現在と6分しか変わらなかった
御茶ノ水~中野間の所要時間

「デ963形」の全長は約10メートル、当初は1両(単行)で運転された。今の中央線各駅停車は20メートル車両10両編成なので、120年で全長は20 倍、定員は50倍になった計算だ。

現役時代の「デ963形」現役時代の「デ963形」(出典:新宿歴史博物館『ステイション新宿』)

 さすがに車両は120年の差を感じさせるが、運行形態は私たちが想像するよりはるかに先進的だった。国営化された1906年の記録では、御茶ノ水~中野間の所要時間は28分、運転間隔は6分間隔だった。

 今の中央線各駅停車は同区間を22分で走っているので、6分しか変わらない。「デ963形」の最高速度は時速30マイル(約48キロ)と現在の半分程度だったが、御茶ノ水~中野間は駅間が短く、トップスピードで走る区間が少ないため、それほど差がつかないのだ。ちなみにこの頃はまだ「通勤ラッシュ」が存在しないため、朝から夜まで6分間隔で運転していた。

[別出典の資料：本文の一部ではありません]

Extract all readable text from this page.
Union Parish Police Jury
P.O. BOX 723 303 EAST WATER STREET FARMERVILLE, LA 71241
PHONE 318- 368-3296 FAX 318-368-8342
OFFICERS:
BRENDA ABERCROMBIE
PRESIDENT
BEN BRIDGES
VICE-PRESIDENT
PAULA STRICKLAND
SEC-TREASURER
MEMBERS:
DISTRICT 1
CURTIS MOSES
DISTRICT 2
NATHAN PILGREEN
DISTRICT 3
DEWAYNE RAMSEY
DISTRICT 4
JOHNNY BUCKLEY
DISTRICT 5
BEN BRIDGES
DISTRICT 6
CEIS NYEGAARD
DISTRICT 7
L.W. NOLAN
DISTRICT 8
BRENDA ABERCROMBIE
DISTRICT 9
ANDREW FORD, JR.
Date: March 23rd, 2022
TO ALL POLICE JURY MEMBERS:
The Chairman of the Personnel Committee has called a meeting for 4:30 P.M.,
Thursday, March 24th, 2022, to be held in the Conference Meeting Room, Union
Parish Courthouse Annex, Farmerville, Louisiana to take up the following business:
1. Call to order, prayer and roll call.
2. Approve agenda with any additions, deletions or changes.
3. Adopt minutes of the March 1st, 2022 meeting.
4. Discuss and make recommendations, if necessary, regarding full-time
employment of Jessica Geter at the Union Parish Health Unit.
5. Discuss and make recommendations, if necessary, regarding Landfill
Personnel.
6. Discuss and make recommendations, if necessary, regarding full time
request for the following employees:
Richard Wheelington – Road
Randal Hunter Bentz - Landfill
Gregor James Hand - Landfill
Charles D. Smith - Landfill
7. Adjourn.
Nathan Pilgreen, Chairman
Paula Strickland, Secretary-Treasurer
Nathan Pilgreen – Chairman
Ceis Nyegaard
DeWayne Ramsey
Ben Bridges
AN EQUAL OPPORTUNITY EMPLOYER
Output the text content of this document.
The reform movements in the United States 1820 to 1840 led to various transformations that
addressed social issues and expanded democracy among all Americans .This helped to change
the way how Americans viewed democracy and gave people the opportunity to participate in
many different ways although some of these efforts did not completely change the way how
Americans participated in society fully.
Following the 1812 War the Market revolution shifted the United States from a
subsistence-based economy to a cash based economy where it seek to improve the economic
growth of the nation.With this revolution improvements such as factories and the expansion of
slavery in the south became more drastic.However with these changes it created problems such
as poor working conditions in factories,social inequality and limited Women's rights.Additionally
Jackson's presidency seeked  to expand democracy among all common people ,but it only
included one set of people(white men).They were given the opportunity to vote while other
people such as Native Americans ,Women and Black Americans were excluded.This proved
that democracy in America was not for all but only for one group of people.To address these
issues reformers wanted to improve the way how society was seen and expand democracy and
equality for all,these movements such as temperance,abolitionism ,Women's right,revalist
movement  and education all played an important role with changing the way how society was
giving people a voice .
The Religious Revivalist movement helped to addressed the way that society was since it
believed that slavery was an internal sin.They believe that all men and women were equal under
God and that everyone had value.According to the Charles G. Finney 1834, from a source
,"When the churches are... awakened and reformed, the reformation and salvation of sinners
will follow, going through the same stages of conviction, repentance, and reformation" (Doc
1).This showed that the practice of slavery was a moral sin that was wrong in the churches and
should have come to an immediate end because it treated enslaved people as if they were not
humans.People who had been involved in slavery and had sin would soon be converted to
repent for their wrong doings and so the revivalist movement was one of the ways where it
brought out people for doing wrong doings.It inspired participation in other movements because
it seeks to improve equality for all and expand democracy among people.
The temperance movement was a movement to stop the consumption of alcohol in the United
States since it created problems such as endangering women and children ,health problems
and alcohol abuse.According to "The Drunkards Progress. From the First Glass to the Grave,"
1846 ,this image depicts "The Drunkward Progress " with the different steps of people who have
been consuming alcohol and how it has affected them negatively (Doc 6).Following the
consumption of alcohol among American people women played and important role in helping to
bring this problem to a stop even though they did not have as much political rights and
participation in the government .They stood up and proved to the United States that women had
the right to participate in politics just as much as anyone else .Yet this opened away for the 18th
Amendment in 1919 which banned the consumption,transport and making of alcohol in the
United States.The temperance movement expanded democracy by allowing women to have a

 甲武鉄道最大の特徴は都心に深く乗り入れていたことだ。当時、東京市内(都心)には、官設鉄道(東海道線)の新橋、日本鉄道(東北線、高崎線、山手線)の上野、総武鉄道(総武線)の両国といったターミナルがあったが、都心のど真ん中には到達していなかった。

 その中で甲武鉄道は外濠を活用して市街地を避け、道路と立体交差して御茶ノ水まで乗り入れた。当時は辺鄙な郊外だった新宿、中野は都心と直結され、住宅地として急速に発展した。